The question as to whether the testator was a man of truth or not, was not properly a question to be submitted to the jury under the issue formed ; it could have no reference to the capacity, or state of mind of the testator. With- this qualification we think the instruction should have been given.

The objection, that the jury found contrary to the evidence, will not be considered, because, from the view which we take of the case, it must be remanded for a new trial, and we prefer to express no further opinion as regards the- weight of the evidence, or its sufficiency to entitle the plaintiffs to recover, than that, if this was the only question to be considered, we would not, for that reason, set aside the verdict; nor do we deem it necessary or proper to go at length into the reasons by which we arrive at our conclusions upon the material points discussed, because they were fully considered in our former opinion.

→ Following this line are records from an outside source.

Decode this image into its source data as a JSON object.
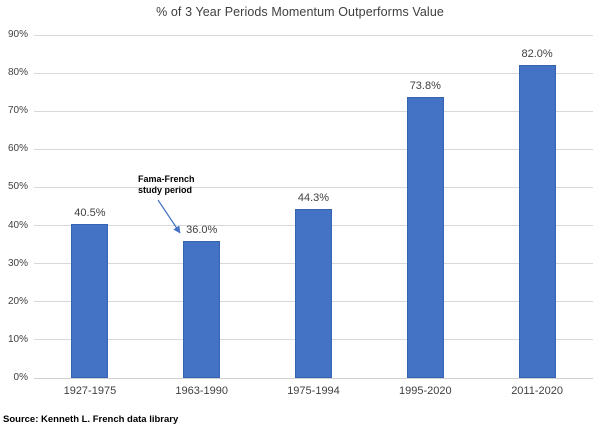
{
  "title": "% of 3 Year Periods Momentum Outperforms Value",
  "source_note": "Source: Kenneth L. French data library",
  "annotation": {
    "line1": "Fama-French",
    "line2": "study period"
  },
  "colors": {
    "bar_fill": "#4472C4",
    "bar_border": "#3565B1",
    "gridline": "#D9D9D9",
    "text": "#404040",
    "arrow": "#4472C4"
  },
  "chart_data": {
    "type": "bar",
    "title": "% of 3 Year Periods Momentum Outperforms Value",
    "categories": [
      "1927-1975",
      "1963-1990",
      "1975-1994",
      "1995-2020",
      "2011-2020"
    ],
    "values": [
      40.5,
      36.0,
      44.3,
      73.8,
      82.0
    ],
    "data_labels": [
      "40.5%",
      "36.0%",
      "44.3%",
      "73.8%",
      "82.0%"
    ],
    "xlabel": "",
    "ylabel": "",
    "ylim": [
      0,
      90
    ],
    "y_tick_step": 10,
    "y_tick_labels": [
      "0%",
      "10%",
      "20%",
      "30%",
      "40%",
      "50%",
      "60%",
      "70%",
      "80%",
      "90%"
    ],
    "grid": true,
    "legend_position": "none",
    "annotation": {
      "text": "Fama-French study period",
      "target_category": "1963-1990",
      "target_value_label": "36.0%"
    },
    "source_note": "Source: Kenneth L. French data library"
  }
}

It is to be regretted that, for a single misapprehension of the court below, as to what our decision was upon the question as to whether the plaintiffs or defendants should assume the affirmative, should have induced the court to hold that the affirmative was upon the defendants, and, at the same time, denied them the right of conclusion before the jury. This decision was materially prejudicial to the rights of the defendants. To what extent it influenced the verdict of the jury, we are unable to say, but must hold it to be an error, for which the judgment must be set aside and a new trial awarded, and the cause remanded for further proceedings according to law, and not inconsistent with this opinion.